Local entrepreneur Alex Lau's energy management solutions company, Anacle, is publicly listed on Hong Kong's Growth Enterprise Market. (Photo credit: Anacle)
By Joy Fang
Ten years ago, Singaporean Alex Lau was struggling to get his energy management solutions start-up off the ground.
The then-33-year-old was having difficulty raising cash and also faced obstacles convincing potential customers that his product was better than those offered by more established corporations. Still, he kept at it, raising money from family, friends and “sympathetic contacts” during the first couple of years. “Every dollar was difficult,” said Mr Lau. “What made things easier was the Spring SEEDS programme that matched every dollar we raised. As the company's profile rose and financials improved, fundraising became gradually easier.”
To make sure his products got to the market, Mr Lau allowed bigger and more established companies to slap their brands on his products to give them an edge over the competition. Today, Anacle Systems is thriving. Its software solutions – which aim to help companies improve their energy and business efficiencies – can be found in more than 100 buildings in Singapore, and it now has 108 staff members. A Frost & Sullivan research report ranked Anacle as the second largest provider of commercial property management software and the third largest provider of building energy management systems in Singapore's retrofit market 2015 in terms of revenue.
The company crossed a key milestone in December last year when it successfully conducted its initial public offer (IPO) on Hong Kong’s Growth Enterprise Market, raising HK$74 million. Mr Lau attributes the Accreditation@IMDA programme as a big part of the firm's success.
Managed by the Infocomm Media Development Authority (IMDA), the programme accredits promising Singapore-based innovative technology product companies with the aim of helping them gain more visibility from Government agencies and large enterprises. Anacle is the first IMDA-accredited company to be listed on a public stock exchange.
Mr Lau, now 43, decided to get accredited in February 2015 as he felt it was a validation of the company's technical capabilities and the merits of their product.
Accreditation also gave Anacle greater access to streamlined procurement via government agencies, and allowed them to feature in IMDA-organised seminars and shows to market their products. To obtain the accreditation, the company had to go through a due diligence process, which involved an evaluation of the company’s financials, operations and technical capabilities. The efforts paid off, as the improved internal processes and documentation helped shave three to four months off the IPO process – a period which would have cost him some S$1million more.
This is because listing on the Hong Kong Stock Exchange required paperwork that was similar to the ones submitted to IMDA. Prior to that, IMDA also opened plenty of doors for the company, especially when it came to Government agencies. The company plans to use the IPO proceeds to invest in R&D as well as expand into Hong Kong, China and the Middle East.
KEEPING A LID ON ENERGY COSTS
Anacle was formed in 2006 after Mr Lau realised the need to address a “big and pressing problem” – energy management.
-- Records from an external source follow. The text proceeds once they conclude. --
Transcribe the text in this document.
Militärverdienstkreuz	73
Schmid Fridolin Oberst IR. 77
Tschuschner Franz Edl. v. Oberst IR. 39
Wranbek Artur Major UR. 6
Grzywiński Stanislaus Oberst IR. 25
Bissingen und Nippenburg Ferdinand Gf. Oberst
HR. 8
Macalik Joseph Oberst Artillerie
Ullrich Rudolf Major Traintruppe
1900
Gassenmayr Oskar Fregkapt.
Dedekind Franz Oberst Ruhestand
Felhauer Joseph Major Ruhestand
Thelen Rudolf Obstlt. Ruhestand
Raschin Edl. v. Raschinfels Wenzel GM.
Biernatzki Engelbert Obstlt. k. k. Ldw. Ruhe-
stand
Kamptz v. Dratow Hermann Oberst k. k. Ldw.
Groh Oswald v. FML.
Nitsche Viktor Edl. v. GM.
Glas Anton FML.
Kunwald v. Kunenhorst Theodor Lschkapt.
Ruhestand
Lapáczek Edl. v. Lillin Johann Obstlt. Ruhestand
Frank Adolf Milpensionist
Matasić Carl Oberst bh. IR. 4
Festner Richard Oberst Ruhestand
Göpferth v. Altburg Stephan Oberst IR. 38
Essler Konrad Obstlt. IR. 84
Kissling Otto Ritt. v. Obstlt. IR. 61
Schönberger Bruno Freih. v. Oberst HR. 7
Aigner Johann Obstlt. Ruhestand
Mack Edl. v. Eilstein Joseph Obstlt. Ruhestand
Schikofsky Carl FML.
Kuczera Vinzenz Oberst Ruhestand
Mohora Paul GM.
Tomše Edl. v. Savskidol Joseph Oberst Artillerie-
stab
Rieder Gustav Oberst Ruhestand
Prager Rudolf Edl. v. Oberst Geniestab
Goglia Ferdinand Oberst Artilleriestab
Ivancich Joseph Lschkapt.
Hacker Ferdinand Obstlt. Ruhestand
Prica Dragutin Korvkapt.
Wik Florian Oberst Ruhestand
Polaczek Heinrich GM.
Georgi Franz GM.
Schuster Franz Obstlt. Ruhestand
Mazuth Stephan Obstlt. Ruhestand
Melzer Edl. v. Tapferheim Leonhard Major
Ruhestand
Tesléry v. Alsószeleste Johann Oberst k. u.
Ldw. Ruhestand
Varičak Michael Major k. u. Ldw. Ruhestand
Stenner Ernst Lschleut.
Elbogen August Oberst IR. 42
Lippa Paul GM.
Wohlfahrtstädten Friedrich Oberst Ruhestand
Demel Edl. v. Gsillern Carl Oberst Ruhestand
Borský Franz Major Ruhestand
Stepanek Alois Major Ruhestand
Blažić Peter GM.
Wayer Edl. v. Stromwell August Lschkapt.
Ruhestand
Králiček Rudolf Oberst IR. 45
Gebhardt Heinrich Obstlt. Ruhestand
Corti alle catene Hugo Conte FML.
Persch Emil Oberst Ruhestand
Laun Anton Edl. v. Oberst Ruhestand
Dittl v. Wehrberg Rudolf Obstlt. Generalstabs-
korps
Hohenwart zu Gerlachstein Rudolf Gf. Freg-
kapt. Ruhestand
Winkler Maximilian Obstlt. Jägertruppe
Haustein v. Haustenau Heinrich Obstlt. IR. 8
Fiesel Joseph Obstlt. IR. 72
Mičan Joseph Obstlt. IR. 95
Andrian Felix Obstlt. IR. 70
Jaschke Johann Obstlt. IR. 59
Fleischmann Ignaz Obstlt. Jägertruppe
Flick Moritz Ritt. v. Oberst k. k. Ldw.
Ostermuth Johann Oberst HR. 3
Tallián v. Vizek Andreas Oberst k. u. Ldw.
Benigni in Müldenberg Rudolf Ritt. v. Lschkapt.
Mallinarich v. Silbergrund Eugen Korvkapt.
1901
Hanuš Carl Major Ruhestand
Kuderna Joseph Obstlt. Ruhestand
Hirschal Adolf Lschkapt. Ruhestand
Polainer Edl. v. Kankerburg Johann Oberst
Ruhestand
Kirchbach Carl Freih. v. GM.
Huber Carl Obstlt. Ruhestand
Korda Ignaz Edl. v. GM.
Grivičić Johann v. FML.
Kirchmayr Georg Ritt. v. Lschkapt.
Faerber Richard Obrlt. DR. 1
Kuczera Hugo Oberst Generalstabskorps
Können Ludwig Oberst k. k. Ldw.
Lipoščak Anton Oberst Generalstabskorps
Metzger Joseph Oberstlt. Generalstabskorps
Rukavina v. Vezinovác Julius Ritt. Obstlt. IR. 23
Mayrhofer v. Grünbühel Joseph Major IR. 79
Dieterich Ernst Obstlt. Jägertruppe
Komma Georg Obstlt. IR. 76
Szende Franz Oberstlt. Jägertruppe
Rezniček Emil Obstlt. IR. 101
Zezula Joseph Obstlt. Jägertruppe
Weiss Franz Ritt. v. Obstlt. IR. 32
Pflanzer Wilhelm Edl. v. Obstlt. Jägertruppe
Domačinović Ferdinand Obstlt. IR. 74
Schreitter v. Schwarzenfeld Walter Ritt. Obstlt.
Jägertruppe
This is particularly true for ageing buildings, as it is costlier to install green solutions than to incorporate them from the start, he explained.
“There was a lot of feedback that whatever software we delivered to them to improve their operational efficiencies, (the savings) got wiped out if energy costs go up by one to two per cent,” said Mr Lau.
His company’s proprietary software products, Starlight, an IMDA-accredited energy management solution, and Simplicity, an enterprise application software solution, are his ways of tackling this issue – and at a lower cost to his consumers.
“We do have a technical advantage because we’re able to roll things out wirelessly in a reliable manner, so it’s a lot cheaper for customers to adopt our solutions than one of the major MNCs,” he said. “On average, our deployment cost against the big guys are between 40 to 50 per cent of their cost, so that’s quite significant.”
MAKING THE LEAP ABROAD
Mr Lau is now focused on expanding into China and the Middle East, and also plans to launch a range of new products. With more than 95 per cent of the firm’s revenue base still drawn from the Singapore market, the best way to grow the company is to internationalise, he said.
“Singapore, although it is a bigger market than what a lot of people think, is still not immune to macroeconomic risks,” he noted. Furthermore, Anacle is serving a niche market that has been largely under-addressed, so there is plenty of opportunity, especially in developed countries, he added.
Listing abroad is something he would recommend to other budding companies looking to secure more cash for expansion. Once a company has listed, customers gain more confidence and no longer worry so much about its financial standing, he said. “Things became a lot easier in many aspects after that.”